Charnley River Station. What a hidden gem! We have never before ventured off the Gibb River Road and travelled the 47kms North that it takes to reach this delightful station stay. Previously known as Beverley Springs, the station has recently changed hands and the facilities are currently going through a bit of a re-vamp. The camping area consists of a large expanse of green lawn along the edges of a creek with numerous trees providing good areas of shade.
On arrival, we were greeted enthusiastically by one of the managers who invited us to pick a spot. Later, she came over, took the camping fees and gave us detailed directions to the numerous sites and walks on offer.
Many of the attractions are some distance out, needing a rounding trip drive of nearly 100kms to visit all the gorges. Not only does this require factoring in to fuel calculations when planning a trip across the Gibb, but it also presents a potential problem for the station managers in keeping track of visitors whereabouts. To assist with this, a “log in – log out” system is kept for those venturing off on day trips. If someone does not return, at least they have some idea of where to look.
With camp set up and lunch settled, we headed out to a nearby waterhole called Donkey Springs, across 8kms of reasonable station tracks. Donkey Springs is a wonderful series of pools and small waterfalls, complete with water lilies and even a bit of rock art. We hiked for a bit, admiring the lovely setting, before taking refreshing dip in the third pool. We had the whole place to ourselves.

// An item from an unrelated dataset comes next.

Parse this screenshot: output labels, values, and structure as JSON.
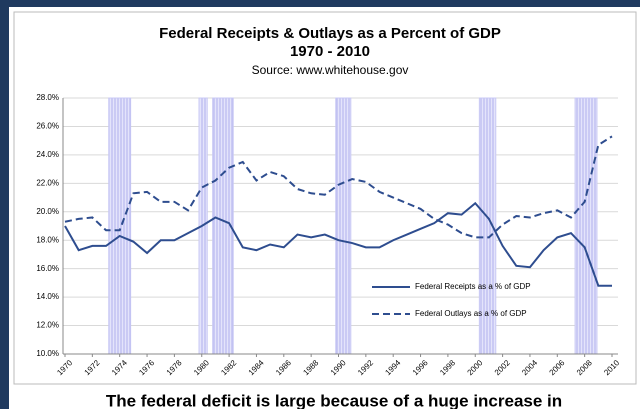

We headed back to camp for refreshment before taking a 1.5km walk to the nearby Paradise Pool and Paradise Falls. While these were both pretty spots, neither ranked as a “paradise”, with the water flowing having slowed to a mere trickle. There was enough of a clean pool to entice us in for a quick dip but we didn’t stay long, getting back to camp in time to settle in. Our neighbours, two women (Diana and Onnie), were having a spot of bother with their solar charging system so we played around with that but failed to make much headway. We did spend some time admiring their wonderful off-road caravan called an Adventure Trek. This is the best of its kind I have seen so it might be time to lock away the credit card until we calm down.
The next day we explored further, driving approximately 35km North to Grevillia Gorge. This is a very beautiful gorge, possibly the nicest in the Kimberley. It reminds me of Bell Gorge, with its succession of tiered gorges and big waterfalls but whereas Bell Gorge has little vegetation in the gorges themselves, Grevillia has some lovely garden like settings around the pools. We were totally enchanted with the place.
Access to the main gorge is interesting, requiring a descent on a metal ladder. Christine nearly freaked out and provided some measure of entertainment for other visitors.We met Diana and Onnie there, and drove back with them to share lunch at the Plain Creek crossing. They pushed on South to Dilly Gorge, but we were worn out and elected to go back to camp for a rare afternoon nap.
That night we joined Diana, Onnie and another set of neighbours for fireside drinks. We were entertained with some excellent guitar playing from both Glen and Onnie. A beautiful night.
From Charnley, we drove on to Windjana Gorge to set up camp for a night time performance of Jandamarra. This exciting play tells the story of Pigeon (Jandamarra) who lead an 8 year war against the white settlers in the Bunuba lands during the late 19th Century. Jandamarra lived in the “limestone” country of which Windjana is a part. Indeed, Windjana Gorge was the scene of one of the biggest battles of the war itself. With the lights playing on the walls of the ancient Devonian Reef, the play was quite a spiritual experience. The acting was excellent and the energy of the cast was quite amazing. I think that actually being in the original story’s setting made quite a difference. The only down-side was the temperature. It got quite cold, even though we had warm clothes and blankets.
The next day was a big one; we were up early, packed camp and drove to Broome. There we raced around town picking up some materials needed for some work at One Arm Point then did some personal shopping. This was followed by the 200km drive to One Arm Point. The 100km of unsealed road had deteriorated badly over the school holidays and was heavily corrugated in places. It was one of those cases where the road always looked flatter on the other side. We crawled into the Thorsby house at One Arm Point just before sundown, absolutely exhausted but ready to prepare ourselves for a week’s work at the school.